Magliano in Toscana is also surrounded by double set Sienese walls from the Middle Ages and Renaissance period. The town is smaller and more quiet than its bigger neighbor, Capalbio. The town is well-known for the archeological finds around the area from the Etruscan civilization. The Etruscan Disk of Magliano was the most important archeological find connected to this town because it proved to be fundamental in deciphering the ancient Etruscan language.  

Porta San Martino of Magliano in Toscana.
That ends my history lesson.  If you are like me, who is quite curious by nature, just click on the links to understand more about these towns and the important archeological finds.   Meantime, I hope you enjoy the recipe I am sharing. 

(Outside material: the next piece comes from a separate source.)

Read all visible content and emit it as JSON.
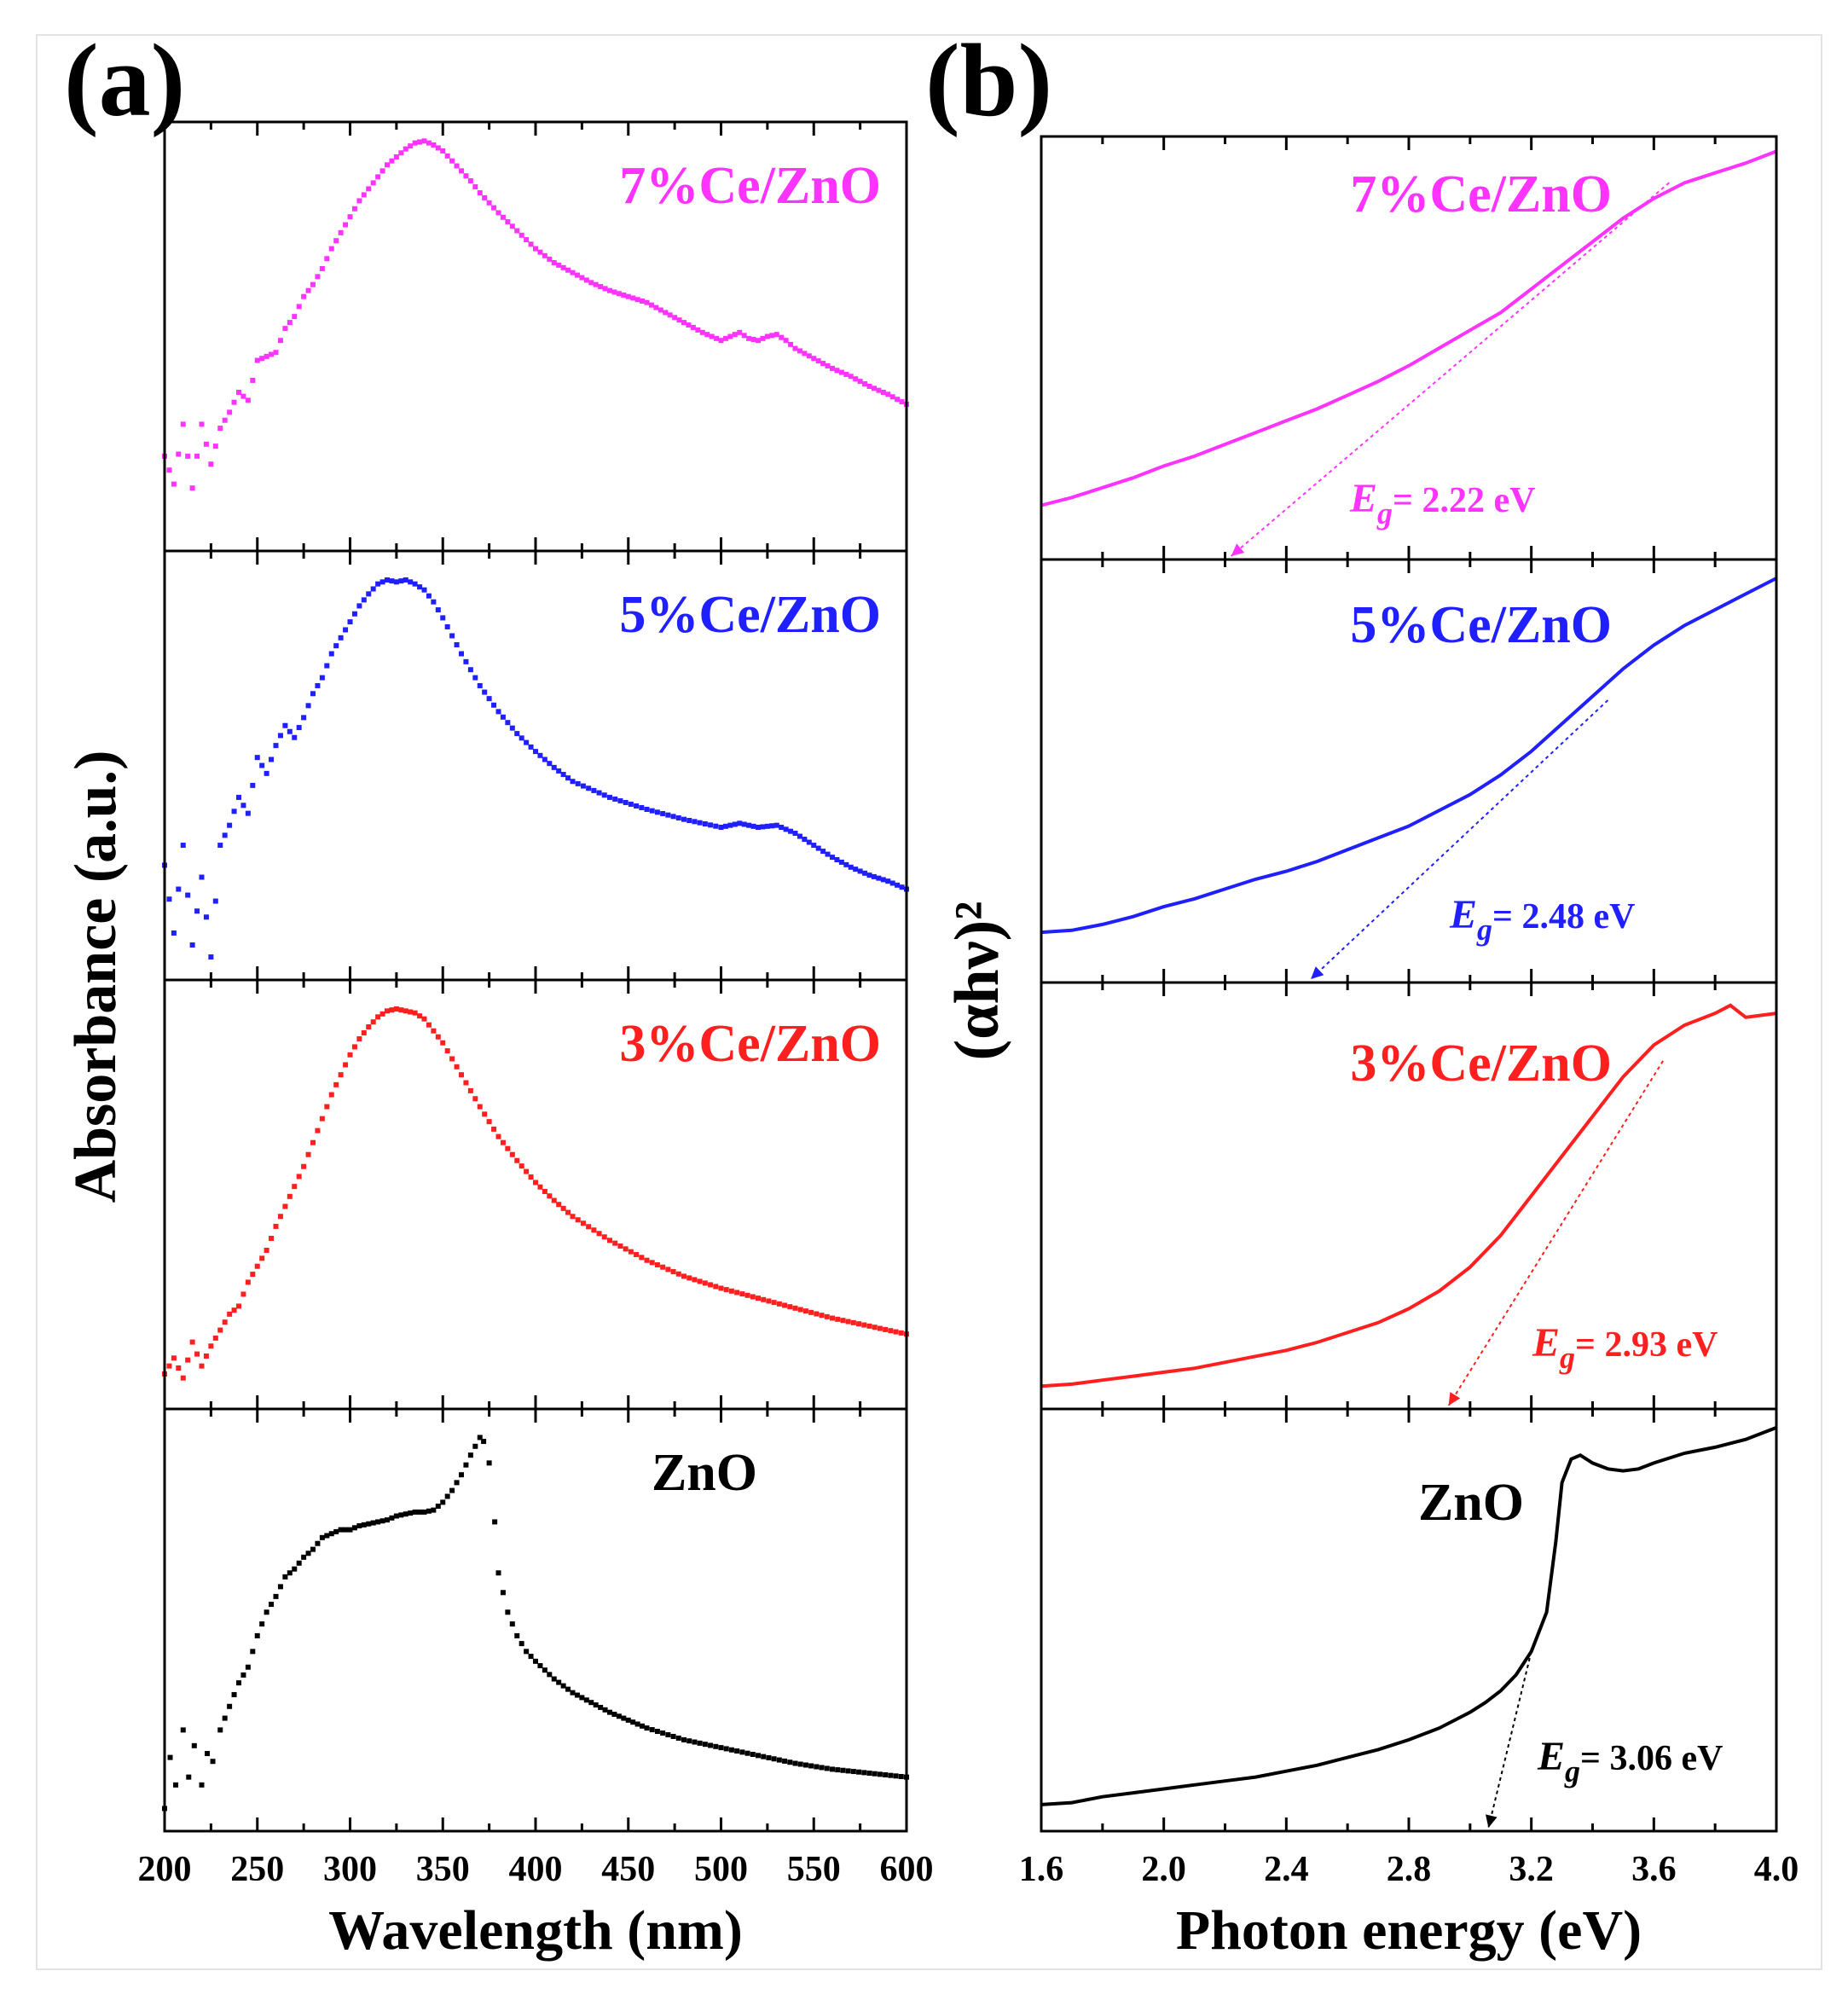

Panorama from Magliano in Toscano. 

Port Brasied Pork Steak with Roasted Grapes & Grilled Polenta

Serves 4
  • 800 grams pork neck fillet steaks (I used pork neck cuts.  I heard that it is not easy to find this cut in the U.S., so just improvise with another kind of pork cut)
  • 500 grams grapes, white or red, halved and seeded
  • extra virgin olive oil
  • salt & pepper
  • 1 yellow shallot (or 1/2 onion), sliced
  • 1-1/2 cups port
  • sprigs of thyme 
  • 250 grams polenta flour
  • 500 ml. water (Sometimes the amount of water differs in every package.  Follow the one written on your package.)
  1. I suggest cooking the sauce first because the meat cooks faster and they are good when eaten straight from the pan while still tender and juicy.
  2. Put the grapes on a baking dish and roast in the oven for 30 minutes.  Set aside. 
  3. In a big saucepan, sautè the shallot with extra virgin olive oil.  After 3 minutes, add the port.  Let the alcohol evaporate on high flame.  You would understand that the alcohol has completely evaporated when you don't smell any trace of it in the smoke. Turn off the fire.
  4. Meantime, rub the pork with salt & pepper.  Let it stand for at least 5 minutes.  
  5. Grill them on a hot griddle or on a hot saucepan with very little extra virgin olive oil.  Turn them over after 2 minutes each side, then continue cooking until about 8 - 10 minutes turning them over once in a while.
  6. In the saucepan with the port, put the roasted grapes and their juices.  When the sauce starts to thicken, about 15 minutes, add the cooked pork slices and let them absorb the sauce.  Add the thyme.  Cook together for 5 minutes.  
  7. For the grilled polenta, you can also use the leftover from the day before because they are more compact.  
  8. To cook the polenta from scratch instead, boil the water with some salt.  When it starts to boil, drizzle the polenta flour in the water while stirring constantly with a wooden spoon.  Do not stop stirring to avoid burning.  Cook according to the number of minutes suggested in the packaging.  Normally, it's about 5 -15 minutes for the instant ones. 
  9. Transfer to a baking pan and make a layer of about 2 cm. in height.  Let it cool and set.  When it's set, slice them to squares and cook them on a hot griddle on both sides.